Unter der jungen Generation besteht ein klares Unbehagen über diese Situation: In einer Umfrage gaben Mädchen zwischen sieben und 21 Jahren als größten Wunsch an ihre Politiker die Verbesserung des Sexualunterrichts an. Insbesondere dem anderen Geschlecht fehlt es an den elementarsten Grundlagen: An den Eliteuniversitäten Cambridge und Oxford erhalten männliche Studienanfänger mittlerweile Instruktionen darüber, dass für Sex das Einverständnis beider Partner vorauszusetzen sei. (gar)

FRANKREICH: Lehrer sind in punkto Sexualerziehung nur unzureichend ausgebildet.

Auch in Frankreich ist die Sexualaufklärung für viele ein heißes Eisen, das man lieber gar nicht erst anfasst, weil man sich daran nur die Finger verbrennt. Sie wurde im Jahr 1973 in den Mittelschulen per Gesetz eingeführt. Dadurch sollte vor allem die Zahl ungewollter Schwangerschaften von Jugendlichen gesenkt werden. 2001 wurde die französische Sexualpädagogik vor allem zur Aids-Bekämpfung erweitert.
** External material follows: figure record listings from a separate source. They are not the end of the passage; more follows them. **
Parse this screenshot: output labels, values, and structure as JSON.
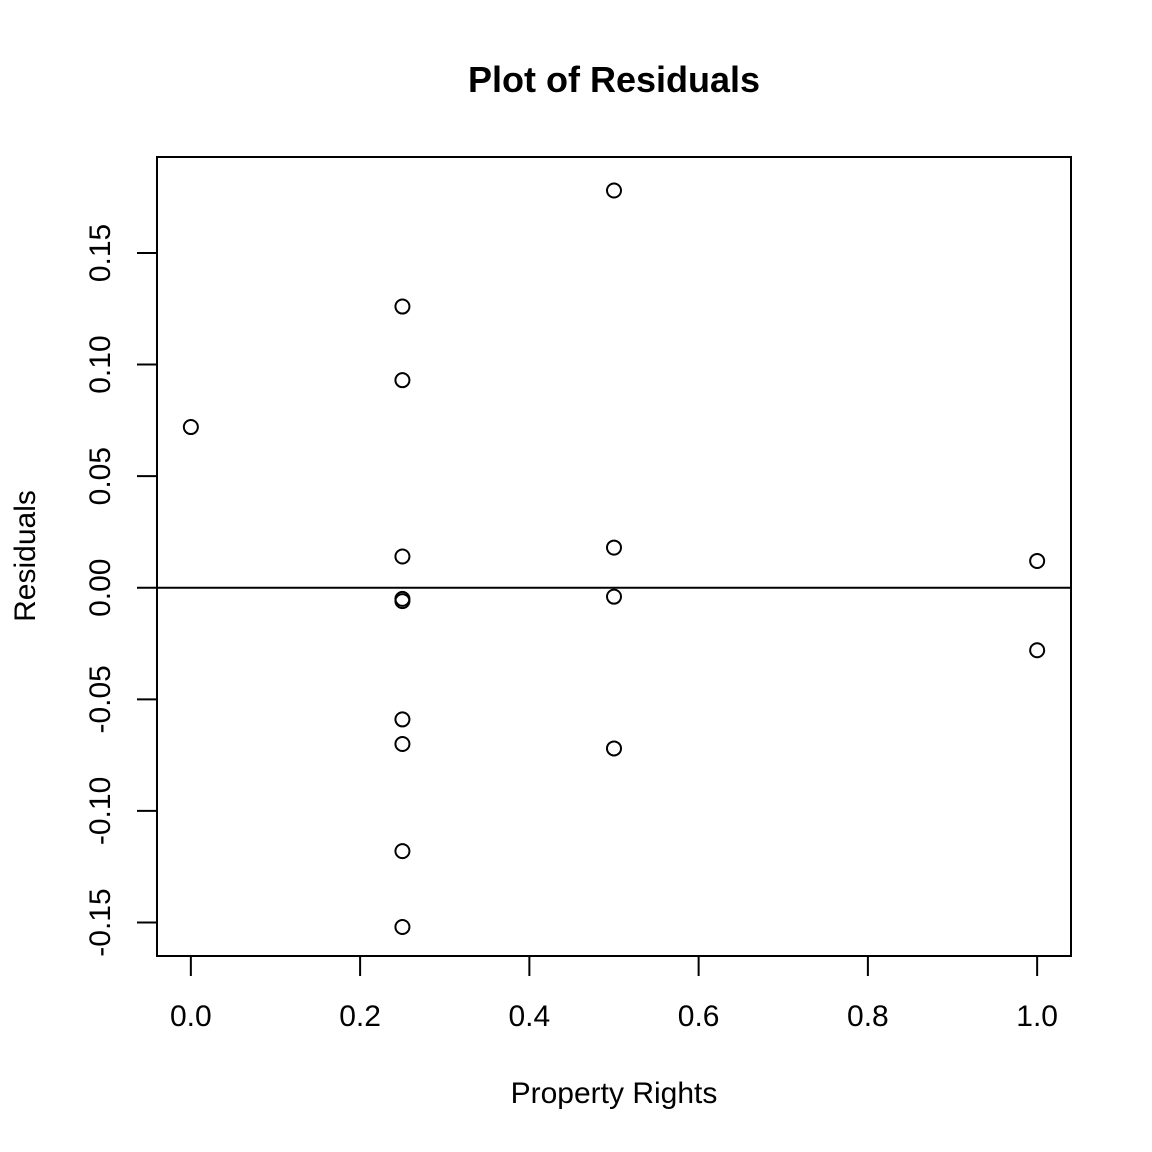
{
  "chart_data": {
    "type": "scatter",
    "title": "Plot of Residuals",
    "xlabel": "Property Rights",
    "ylabel": "Residuals",
    "xlim": [
      -0.04,
      1.04
    ],
    "ylim": [
      -0.165,
      0.193
    ],
    "x_ticks": [
      0.0,
      0.2,
      0.4,
      0.6,
      0.8,
      1.0
    ],
    "x_tick_labels": [
      "0.0",
      "0.2",
      "0.4",
      "0.6",
      "0.8",
      "1.0"
    ],
    "y_ticks": [
      -0.15,
      -0.1,
      -0.05,
      0.0,
      0.05,
      0.1,
      0.15
    ],
    "y_tick_labels": [
      "-0.15",
      "-0.10",
      "-0.05",
      "0.00",
      "0.05",
      "0.10",
      "0.15"
    ],
    "reference_line": {
      "y": 0.0,
      "orientation": "horizontal"
    },
    "grid": false,
    "marker": "open-circle",
    "colors": {
      "foreground": "#000000",
      "background": "#ffffff"
    },
    "points": [
      {
        "x": 0.0,
        "y": 0.072
      },
      {
        "x": 0.25,
        "y": 0.126
      },
      {
        "x": 0.25,
        "y": 0.093
      },
      {
        "x": 0.25,
        "y": 0.014
      },
      {
        "x": 0.25,
        "y": -0.005
      },
      {
        "x": 0.25,
        "y": -0.006
      },
      {
        "x": 0.25,
        "y": -0.059
      },
      {
        "x": 0.25,
        "y": -0.07
      },
      {
        "x": 0.25,
        "y": -0.118
      },
      {
        "x": 0.25,
        "y": -0.152
      },
      {
        "x": 0.5,
        "y": 0.178
      },
      {
        "x": 0.5,
        "y": 0.018
      },
      {
        "x": 0.5,
        "y": -0.004
      },
      {
        "x": 0.5,
        "y": -0.072
      },
      {
        "x": 1.0,
        "y": 0.012
      },
      {
        "x": 1.0,
        "y": -0.028
      }
    ]
  }
}
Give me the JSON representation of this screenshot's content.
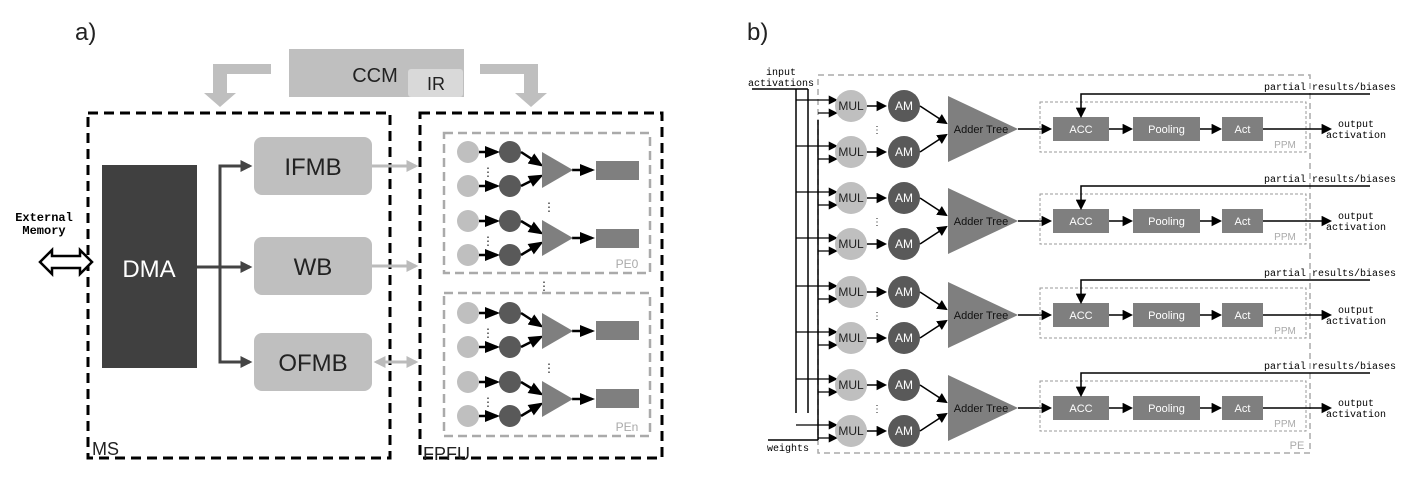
{
  "panel_a": {
    "label": "a)",
    "ccm": "CCM",
    "ir": "IR",
    "external_memory": "External\nMemory",
    "dma": "DMA",
    "ifmb": "IFMB",
    "wb": "WB",
    "ofmb": "OFMB",
    "ms": "MS",
    "fpfu": "FPFU",
    "pe0": "PE0",
    "pen": "PEn"
  },
  "panel_b": {
    "label": "b)",
    "input_activations": "input\nactivations",
    "weights": "weights",
    "partial": "partial results/biases",
    "output": "output\nactivation",
    "mul": "MUL",
    "am": "AM",
    "adder": "Adder Tree",
    "acc": "ACC",
    "pooling": "Pooling",
    "act": "Act",
    "ppm": "PPM",
    "pe": "PE"
  },
  "colors": {
    "dark": "#444444",
    "mid": "#7f7f7f",
    "light": "#bfbfbf",
    "dash": "#a6a6a6"
  }
}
Bereits in der Volksschule, und danach im College, sollen in einer dem Alter angepassten Weise drei Kurse über biologische Geschlechtsunterschiede, Fortpflanzung und Sexualität sowie über die Verhütung von Schwangerschaften und sexuell übertragbaren Krankheiten eingeplant werden.
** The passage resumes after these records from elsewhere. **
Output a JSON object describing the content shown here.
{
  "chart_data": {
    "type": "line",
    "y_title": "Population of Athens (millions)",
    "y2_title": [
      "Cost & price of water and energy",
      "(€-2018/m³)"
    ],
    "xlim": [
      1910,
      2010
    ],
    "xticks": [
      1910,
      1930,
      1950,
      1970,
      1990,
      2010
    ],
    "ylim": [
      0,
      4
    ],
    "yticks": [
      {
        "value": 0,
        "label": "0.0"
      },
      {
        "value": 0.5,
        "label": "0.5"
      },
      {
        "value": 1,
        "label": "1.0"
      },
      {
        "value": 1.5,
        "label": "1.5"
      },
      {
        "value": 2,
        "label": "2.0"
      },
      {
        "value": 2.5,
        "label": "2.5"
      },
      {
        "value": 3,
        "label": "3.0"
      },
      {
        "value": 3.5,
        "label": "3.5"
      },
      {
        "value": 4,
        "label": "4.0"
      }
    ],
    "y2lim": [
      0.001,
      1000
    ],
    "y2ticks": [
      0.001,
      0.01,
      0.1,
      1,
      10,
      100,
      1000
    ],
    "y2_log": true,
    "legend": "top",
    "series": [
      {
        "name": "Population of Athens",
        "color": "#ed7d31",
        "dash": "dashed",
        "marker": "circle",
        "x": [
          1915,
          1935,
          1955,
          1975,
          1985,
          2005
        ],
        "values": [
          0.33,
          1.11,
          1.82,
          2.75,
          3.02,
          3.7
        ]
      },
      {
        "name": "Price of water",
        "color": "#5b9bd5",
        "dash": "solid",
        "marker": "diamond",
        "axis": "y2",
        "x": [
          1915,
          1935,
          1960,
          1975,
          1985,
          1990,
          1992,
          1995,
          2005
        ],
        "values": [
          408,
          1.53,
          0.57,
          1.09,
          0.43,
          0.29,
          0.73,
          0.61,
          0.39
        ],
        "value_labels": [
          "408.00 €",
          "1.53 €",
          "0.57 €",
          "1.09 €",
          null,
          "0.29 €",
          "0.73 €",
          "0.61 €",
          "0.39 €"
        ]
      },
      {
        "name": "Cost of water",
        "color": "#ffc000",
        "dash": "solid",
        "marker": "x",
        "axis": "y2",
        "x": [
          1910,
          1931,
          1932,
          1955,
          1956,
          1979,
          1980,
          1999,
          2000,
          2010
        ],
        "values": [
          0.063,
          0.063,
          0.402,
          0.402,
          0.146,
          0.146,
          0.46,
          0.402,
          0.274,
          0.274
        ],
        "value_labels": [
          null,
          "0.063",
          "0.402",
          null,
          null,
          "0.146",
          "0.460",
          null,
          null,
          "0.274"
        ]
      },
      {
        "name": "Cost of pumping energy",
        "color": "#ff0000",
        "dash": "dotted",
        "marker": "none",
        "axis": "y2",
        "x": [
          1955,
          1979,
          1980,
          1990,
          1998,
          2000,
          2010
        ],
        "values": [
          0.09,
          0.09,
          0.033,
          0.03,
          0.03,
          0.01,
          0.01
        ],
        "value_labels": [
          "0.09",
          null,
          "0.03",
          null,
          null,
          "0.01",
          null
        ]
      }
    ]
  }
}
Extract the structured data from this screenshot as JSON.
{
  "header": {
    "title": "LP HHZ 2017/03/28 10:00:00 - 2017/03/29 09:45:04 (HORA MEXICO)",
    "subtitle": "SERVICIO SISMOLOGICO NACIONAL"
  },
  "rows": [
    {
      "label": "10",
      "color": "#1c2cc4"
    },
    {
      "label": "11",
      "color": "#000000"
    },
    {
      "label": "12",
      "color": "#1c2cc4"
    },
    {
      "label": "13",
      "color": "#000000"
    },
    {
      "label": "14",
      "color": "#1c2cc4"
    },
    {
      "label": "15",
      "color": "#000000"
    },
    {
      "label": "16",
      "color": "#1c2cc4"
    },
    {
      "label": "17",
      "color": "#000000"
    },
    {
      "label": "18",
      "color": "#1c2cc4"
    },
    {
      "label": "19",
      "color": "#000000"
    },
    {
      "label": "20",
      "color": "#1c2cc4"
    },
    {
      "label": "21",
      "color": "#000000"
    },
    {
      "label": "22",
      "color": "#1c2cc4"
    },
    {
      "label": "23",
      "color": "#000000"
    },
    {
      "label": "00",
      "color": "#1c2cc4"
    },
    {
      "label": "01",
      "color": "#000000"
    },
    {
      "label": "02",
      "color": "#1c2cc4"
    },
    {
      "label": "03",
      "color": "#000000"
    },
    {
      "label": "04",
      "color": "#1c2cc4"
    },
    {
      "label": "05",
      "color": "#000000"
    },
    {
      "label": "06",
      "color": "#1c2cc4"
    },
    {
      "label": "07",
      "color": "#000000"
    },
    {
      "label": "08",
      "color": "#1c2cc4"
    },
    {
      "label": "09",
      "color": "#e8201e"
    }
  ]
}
Bis heute bleibt es allerdings ein Problem, dass das Lehrpersonal in keiner Weise dafür ausgebildet wurde. Es gebe zwar die Möglichkeit, externe Spezialisten hinzuzuziehen. Doch das hat sich als riskant erwiesen, weil Eltern aus religiösen oder moralischen Überlegungen einen negativen Einfluss befürchten. Erst kürzlich wehrten sich konservative Kreise gegen ein Buch, das beim Thema Gleichberechtigung der Geschlechter eingesetzt werden sollte. Sie behaupteten unter anderem, Kinder würden darin zur Masturbation und Homosexualität verleitet. (r.b.)